In Towards a Homoerotic Historiography the scale responded to the invisibility of these objects in historical narratives, museums and archives. It was a literalisation of how these objects have existed and continued to exist outside of historical narrations mostly because of censorship, and also because of a lack of documentation since most of them were destroyed. These objects are so small that you really have to look very closely in order to see them, and to me this is a way of giving them a certain presence in a place where they don’t have any presence at all.
I see, and in Beloved Martina the objects seem to be more like domestic or decorative figures.
Yes, the form in Beloved Martina was determined by commercial souvenirs that you would buy as a tourist. If you go to the acropolis in Athens, for instance, you can buy a statue of a caryatid in a domestic, barbie-doll size. I thought it would be nice to work with that form because the depiction of these hermaphroditic characters would never make it to that kind of commercial application.

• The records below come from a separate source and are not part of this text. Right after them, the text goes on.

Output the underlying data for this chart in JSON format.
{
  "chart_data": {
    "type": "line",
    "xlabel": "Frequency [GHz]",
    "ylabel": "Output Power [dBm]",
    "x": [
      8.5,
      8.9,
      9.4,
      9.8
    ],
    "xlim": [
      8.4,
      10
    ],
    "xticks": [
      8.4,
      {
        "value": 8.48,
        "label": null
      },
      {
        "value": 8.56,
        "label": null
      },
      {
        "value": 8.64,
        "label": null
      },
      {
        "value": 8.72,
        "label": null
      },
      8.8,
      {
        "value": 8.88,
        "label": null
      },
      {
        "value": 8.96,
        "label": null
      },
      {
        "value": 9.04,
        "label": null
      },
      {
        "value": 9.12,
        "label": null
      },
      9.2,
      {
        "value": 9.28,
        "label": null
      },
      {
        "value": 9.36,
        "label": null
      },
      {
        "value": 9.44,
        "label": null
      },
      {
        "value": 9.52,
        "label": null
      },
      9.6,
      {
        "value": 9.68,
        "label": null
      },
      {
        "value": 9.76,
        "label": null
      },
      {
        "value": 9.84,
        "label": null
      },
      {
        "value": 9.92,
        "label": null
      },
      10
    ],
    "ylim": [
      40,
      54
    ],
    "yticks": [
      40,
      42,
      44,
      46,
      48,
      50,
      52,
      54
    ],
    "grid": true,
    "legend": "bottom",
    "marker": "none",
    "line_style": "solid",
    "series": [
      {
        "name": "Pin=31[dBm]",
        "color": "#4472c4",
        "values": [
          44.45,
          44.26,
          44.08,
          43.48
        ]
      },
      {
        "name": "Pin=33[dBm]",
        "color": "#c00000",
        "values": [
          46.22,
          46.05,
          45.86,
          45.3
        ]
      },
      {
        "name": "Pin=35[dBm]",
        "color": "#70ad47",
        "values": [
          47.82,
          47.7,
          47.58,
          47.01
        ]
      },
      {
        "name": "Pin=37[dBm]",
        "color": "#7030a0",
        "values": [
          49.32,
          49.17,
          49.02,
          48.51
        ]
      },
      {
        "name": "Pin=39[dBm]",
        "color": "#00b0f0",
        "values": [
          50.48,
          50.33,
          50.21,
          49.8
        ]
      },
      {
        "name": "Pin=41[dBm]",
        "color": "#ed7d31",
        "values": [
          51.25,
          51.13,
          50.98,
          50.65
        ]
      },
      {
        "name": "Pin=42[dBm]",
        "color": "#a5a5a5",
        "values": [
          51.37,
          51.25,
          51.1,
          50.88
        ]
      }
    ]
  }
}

What about 3D printing as a technique to produce these collections of figures?
I basically wanted to make Xerox copies of these objects and 3D printing is a sophisticated way of making photocopies. This was the most faithful way of appropriating them and creating my own institutional collage of all of these objects together. I also like the idea that the exhibition of figures like Beloved Martina and Towards a Homoerotic Historiography are the first time that a comprehensive exhibition representing homoerotic practices in the pre-hispanic world, or the representation of hermaphroditic figures in classical sculpture, are put together. The bringing together of these collections of objects is also a way of claiming a history that is simply not possible to claim otherwise.